Sąd (Mt 25, 31-34. 40-41)
Gdy Syn Człowieczy przyjdzie w swej chwale i wszyscy aniołowie z nim, wtedy zasiądzie na swoim tronie, pełnym chwały. I zgromadzą się przed Nim wszystkie narody, a On oddzieli jednych od drugich, jak pasterz oddziela owce od kozłów. Owce postawi po prawej, a kozły po lewej swej stronie. Wtedy odezwie się Król do tych po prawej stronie:
- Pójdźcie, błogosławieni Ojca mojego, weźcie w posiadanie królestwo, przygotowane dla was od założenia świata. Zaprawdę, powiadam wam: Wszystko, co uczyniliście jednemu z tych braci moich najmniejszych, Mnieście uczynili.
Wtedy odezwie się i do tych po lewej stronie:
- Idźcie precz ode Mnie, przeklęci, w ogień wieczny, przygotowany diabłu i jego aniołom.
* * *
Stoję po prawej stronie.
W parę dni później biegnę na lewą.
Mijają dni.
I znowu wracam z bagażem grzechów, kładę go u Twoich stóp.

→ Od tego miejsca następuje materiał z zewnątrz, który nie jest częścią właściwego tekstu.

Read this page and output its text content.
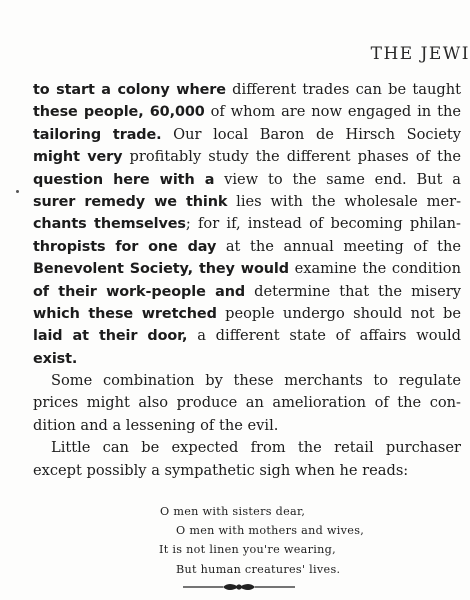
THE JEWI
to start a colony where different trades can be taught
these people, 60,000 of whom are now engaged in the
tailoring trade. Our local Baron de Hirsch Society
might very profitably study the different phases of the
question here with a view to the same end. But a
surer remedy we think lies with the wholesale mer-
chants themselves; for if, instead of becoming philan-
thropists for one day at the annual meeting of the
Benevolent Society, they would examine the condition
of their work-people and determine that the misery
which these wretched people undergo should not be
laid at their door, a different state of affairs would
exist.
Some combination by these merchants to regulate
prices might also produce an amelioration of the con-
dition and a lessening of the evil.
Little can be expected from the retail purchaser
except possibly a sympathetic sigh when he reads:
O men with sisters dear,
O men with mothers and wives,
It is not linen you're wearing,
But human creatures' lives.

Za cenę żalu ogarniasz mnie
zrawym ramieniem i szepczesz ku memu zdziwieniu:
że dałem Ci jeść, gdy dzieliłem się kanapką,
że przyjąłem Cię, kiedy podałem w domu herbatę
przyjaciołom,
że odwiedziłem Cię, gdy byłem u chorej sąsiadki
w szpitalu.
Tylekroć zdejmuję z siebie starego człowieka.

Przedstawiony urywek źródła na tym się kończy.